Writing is my drug. I am a junkie for words. The more time I spend getting thoughts out of my head and onto paper (or into a text file), the more time I want to spend continuing to do just that. I let hours dwindle away without so much as a glance at the world outside my imagination. I have been known to pause mid-shower to step out and make note of a brilliant idea that just popped into my head. There are times I cannot sleep because the creative engine in my brain is chugging away at top speed and conveniently forgot to replace the brakes before it left. I crave the grip of a pen, the delicate tapping of a keyboard. It enslaves me. It is my greatest and most euphoric high.
Like many writers, I am a keen observer. I look for life’s little nuances, the ones that point to the potential for a great story. I notice things that others might not. I capture fleeting moments not with pictures, but with words.
So what happens to someone like me when words fail?

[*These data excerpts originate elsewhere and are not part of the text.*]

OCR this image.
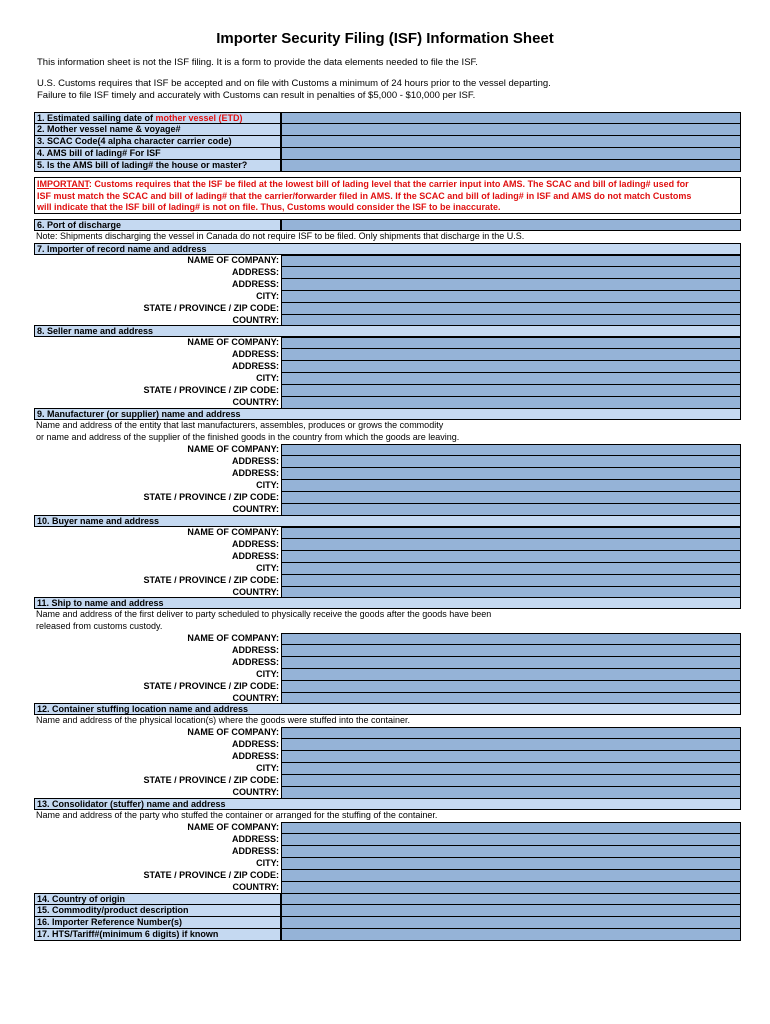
Importer Security Filing (ISF) Information Sheet
This information sheet is not the ISF filing. It is a form to provide the data elements needed to file the ISF.
U.S. Customs requires that ISF be accepted and on file with Customs a minimum of 24 hours prior to the vessel departing.
Failure to file ISF timely and accurately with Customs can result in penalties of $5,000 - $10,000 per ISF.
1. Estimated sailing date of mother vessel (ETD)
2. Mother vessel name & voyage#
3. SCAC Code(4 alpha character carrier code)
4. AMS bill of lading# For ISF
5. Is the AMS bill of lading# the house or master?
IMPORTANT: Customs requires that the ISF be filed at the lowest bill of lading level that the carrier input into AMS. The SCAC and bill of lading# used for
ISF must match the SCAC and bill of lading# that the carrier/forwarder filed in AMS. If the SCAC and bill of lading# in ISF and AMS do not match Customs
will indicate that the ISF bill of lading# is not on file. Thus, Customs would consider the ISF to be inaccurate.
6. Port of discharge
Note: Shipments discharging the vessel in Canada do not require ISF to be filed. Only shipments that discharge in the U.S.
7. Importer of record name and address
NAME OF COMPANY:
ADDRESS:
ADDRESS:
CITY:
STATE / PROVINCE / ZIP CODE:
COUNTRY:
8. Seller name and address
NAME OF COMPANY:
ADDRESS:
ADDRESS:
CITY:
STATE / PROVINCE / ZIP CODE:
COUNTRY:
9. Manufacturer (or supplier) name and address
Name and address of the entity that last manufacturers, assembles, produces or grows the commodity
or name and address of the supplier of the finished goods in the country from which the goods are leaving.
NAME OF COMPANY:
ADDRESS:
ADDRESS:
CITY:
STATE / PROVINCE / ZIP CODE:
COUNTRY:
10. Buyer name and address
NAME OF COMPANY:
ADDRESS:
ADDRESS:
CITY:
STATE / PROVINCE / ZIP CODE:
COUNTRY:
11. Ship to name and address
Name and address of the first deliver to party scheduled to physically receive the goods after the goods have been
released from customs custody.
NAME OF COMPANY:
ADDRESS:
ADDRESS:
CITY:
STATE / PROVINCE / ZIP CODE:
COUNTRY:
12. Container stuffing location name and address
Name and address of the physical location(s) where the goods were stuffed into the container.
NAME OF COMPANY:
ADDRESS:
ADDRESS:
CITY:
STATE / PROVINCE / ZIP CODE:
COUNTRY:
13. Consolidator (stuffer) name and address
Name and address of the party who stuffed the container or arranged for the stuffing of the container.
NAME OF COMPANY:
ADDRESS:
ADDRESS:
CITY:
STATE / PROVINCE / ZIP CODE:
COUNTRY:
14. Country of origin
15. Commodity/product description
16. Importer Reference Number(s)
17. HTS/Tariff#(minimum 6 digits) if known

Everyone has experienced a moment like that. Looking out over a colorful sunset so powerful not even a photograph could capture its beauty. Thinking about someone you love without a clue how to describe your feelings toward them. Moments that are felt so deeply and wholly that they are impossible to articulate using mere language. These miraculous fragments of our lives are what define and motivate us, and yet they cannot be shared in their entirety with anyone. They belong to us alone, pieces of our deepest selves. No matter how many times we try to explain them to others, they will never be so firmly integral as they are to us.
The challenge of capturing these moments is undertaken every day by writers, photographers, musicians, painters, and countless other artists. Many have risen to the occasion and created masterpieces so moving they can bring an audience to tears. But a vast majority of the human race lacks that seemingly innate ability to express the inexpressible. We face the unfortunate possibility that the people who experience the most profoundly life-changing events are among those who cannot describe them. That scares me. And it also scares me that I might be one of those people.
When I witness a moment of true beauty or clarity or raw sensitive emotion, I commit it wholeheartedly to memory. I notice the way it feels all the way into the tiny crevices of my bones, cementing every piece of it into the very essence of my being. But I am perpetually tormented by the idea that I might never be able to to find the words to share that moment with anyone else. Even now, as my fingers hover over the fading letters on my keyboard, I worry that the words I’ve penned today have not successfully conveyed the enormity of this issue, and of my own fear and disappointment.
The greatest tragedy in a writer’s life is realizing that not everything is expressible in words, and that some moments live only in memory. But perhaps it is also a blessing. If the one certainty is that words cannot always be sufficient, then writers are unquestionably human, and thus are defined by that which is beyond the depth of their craft. When writing isn’t enough, we live.